Beowulf havia acabado de abrir a porta do seu quarto, que era ao lado do meu e os fios negros estavam totalmente encharcados, que pingavam sobre sua camisa azul escuro que tinha a frase em branco: "Preciso dormir" em inglês e usava uma calça jeans totalmente rasgada nos joelhos e surrada de tantas vezes que foi usada, da mesma forma em que seu tênis se encontrava. Meu irmão me encarou confuso e depois seu olhar se direcionou para as figuras atrás de mim.
Foi inevitável suprir o impulso de olhar para meu irmão e para Percy, que parecia surpreso e seus lábios estavam entreabertos, enquanto ele encarava meu irmão, fixamente. Percebi que nós quatro estávamos totalmente calados e estáticos, até mesmo Grover que falava bastante, também ficou mudo encarando meu irmão. Tossindo forçadamente, como forma de não só atrair a atenção dos três, no objetivo de quebrar o silêncio desconcertante.
— Esse é Beowulf Summers, meu irmão gêmeo. — Apontei para Bell, que apertou os lábios e deu um aceno rápido com a mão direita, totalmente desinteressado.
— Gêmeos? Sério? — Percy disse um pouco alto, mas logo levou um tapa de Grover, que também despertou do transe, na nuca; fazendo o Jackson resmungar, enquanto massageava o local atingido pelo colega ao lado. — É que vocês realmente não se parecem.
— Sim, não nos parecemos, mas sim, somos gêmeos, não parecemos muito, porém somos irmãos. — Disse. — Mesmo que às vezes acredito que fui trocada na maternidade... — Resmunguei baixo.
Bell apenas balançou a cabeça e depois de um longo suspiro disse:
— Me pediram para ir à ala psiquiátrica mais cedo, para tomar os novos remédios, você deveria ir também. — Alertou Bell passando a ignorar os novatos atrás de mim. — Depois você mostra o resto da Gray Scott para eles.
— Bell, o que... — Antes que pudesse terminar, Beowulf fechou sua porta na minha cara.
Pisquei algumas vezes ainda um pouco atônica pelo o que havia acontecido.
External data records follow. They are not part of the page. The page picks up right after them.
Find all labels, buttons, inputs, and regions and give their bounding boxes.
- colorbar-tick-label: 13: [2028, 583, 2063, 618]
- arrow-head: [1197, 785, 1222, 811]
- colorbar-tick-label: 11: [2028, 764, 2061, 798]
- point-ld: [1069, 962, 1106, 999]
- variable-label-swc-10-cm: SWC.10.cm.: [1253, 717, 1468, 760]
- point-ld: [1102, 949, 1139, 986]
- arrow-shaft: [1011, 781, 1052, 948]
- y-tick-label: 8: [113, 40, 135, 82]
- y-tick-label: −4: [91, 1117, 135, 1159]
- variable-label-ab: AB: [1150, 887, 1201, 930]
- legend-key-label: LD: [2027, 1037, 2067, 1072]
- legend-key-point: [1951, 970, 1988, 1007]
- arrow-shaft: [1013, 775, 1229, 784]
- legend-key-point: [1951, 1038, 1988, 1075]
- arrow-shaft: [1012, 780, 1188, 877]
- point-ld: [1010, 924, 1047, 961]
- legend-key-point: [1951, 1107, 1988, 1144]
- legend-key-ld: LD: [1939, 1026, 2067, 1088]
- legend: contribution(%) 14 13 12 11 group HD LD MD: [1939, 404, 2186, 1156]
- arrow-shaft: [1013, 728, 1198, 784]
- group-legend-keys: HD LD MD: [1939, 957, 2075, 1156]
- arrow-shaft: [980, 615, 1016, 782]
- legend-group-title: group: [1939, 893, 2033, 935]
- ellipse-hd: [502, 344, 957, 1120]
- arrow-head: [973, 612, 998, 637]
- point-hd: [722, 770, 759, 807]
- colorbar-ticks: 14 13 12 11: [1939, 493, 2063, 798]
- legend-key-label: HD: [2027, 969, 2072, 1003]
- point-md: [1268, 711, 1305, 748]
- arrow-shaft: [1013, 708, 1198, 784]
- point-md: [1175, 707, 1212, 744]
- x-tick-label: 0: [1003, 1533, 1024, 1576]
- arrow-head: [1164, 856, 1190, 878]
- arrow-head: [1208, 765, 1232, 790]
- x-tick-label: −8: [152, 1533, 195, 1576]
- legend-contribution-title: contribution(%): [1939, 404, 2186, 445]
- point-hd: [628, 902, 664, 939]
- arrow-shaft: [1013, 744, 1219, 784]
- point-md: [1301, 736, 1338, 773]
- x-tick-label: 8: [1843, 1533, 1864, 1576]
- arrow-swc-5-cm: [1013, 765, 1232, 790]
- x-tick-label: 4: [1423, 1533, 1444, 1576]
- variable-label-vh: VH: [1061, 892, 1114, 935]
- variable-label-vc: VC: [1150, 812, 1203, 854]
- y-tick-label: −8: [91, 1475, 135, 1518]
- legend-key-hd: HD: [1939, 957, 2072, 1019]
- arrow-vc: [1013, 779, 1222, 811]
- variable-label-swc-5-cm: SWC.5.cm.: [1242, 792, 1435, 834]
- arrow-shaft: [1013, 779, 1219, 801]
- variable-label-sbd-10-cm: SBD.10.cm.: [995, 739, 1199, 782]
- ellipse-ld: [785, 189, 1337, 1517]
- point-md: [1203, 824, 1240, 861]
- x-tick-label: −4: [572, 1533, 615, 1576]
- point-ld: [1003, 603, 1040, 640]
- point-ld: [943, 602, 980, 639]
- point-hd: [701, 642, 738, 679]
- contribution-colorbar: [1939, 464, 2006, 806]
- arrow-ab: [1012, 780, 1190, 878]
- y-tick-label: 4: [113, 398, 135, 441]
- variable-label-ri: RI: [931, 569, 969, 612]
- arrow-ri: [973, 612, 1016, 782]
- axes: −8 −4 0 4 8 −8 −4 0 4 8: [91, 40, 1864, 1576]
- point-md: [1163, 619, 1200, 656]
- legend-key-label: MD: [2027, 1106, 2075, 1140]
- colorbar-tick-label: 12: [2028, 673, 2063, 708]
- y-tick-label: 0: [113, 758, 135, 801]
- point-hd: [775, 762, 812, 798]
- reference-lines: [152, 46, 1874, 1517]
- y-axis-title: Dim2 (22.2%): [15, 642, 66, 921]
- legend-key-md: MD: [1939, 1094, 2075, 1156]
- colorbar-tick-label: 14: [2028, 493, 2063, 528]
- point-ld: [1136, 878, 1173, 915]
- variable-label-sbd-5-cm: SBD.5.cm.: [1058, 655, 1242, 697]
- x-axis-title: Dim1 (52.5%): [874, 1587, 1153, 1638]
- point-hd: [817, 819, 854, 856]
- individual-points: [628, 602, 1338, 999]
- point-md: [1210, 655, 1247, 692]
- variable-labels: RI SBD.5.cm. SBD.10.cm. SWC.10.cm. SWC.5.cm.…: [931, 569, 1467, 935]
Estava me perguntando internamente qual foi o motivo pelo qual que Bell ficasse tão mal humorado ao ponto de bater a porta na minha cara, porque poucas horas atrás ele estava bem e agora... Massageei minha têmpora esquerda.
Bufei.
— Só falta mostrar vocês a área externa do reformatório. Amanhã mostrarei a vocês, os dois agora já sabem onde é seus respectivos quartos no primeiro andar e eu preciso ir... — Balancei a cabeça para os lados ainda um pouco transtornada, comecei a andar, mas logo parei me sentindo um pouco mal por ter sido rude com eles. — Se quiserem ir a festa do Derek, estejam aqui as oito e ponto. — Me virei para eles, os encarando por um instante.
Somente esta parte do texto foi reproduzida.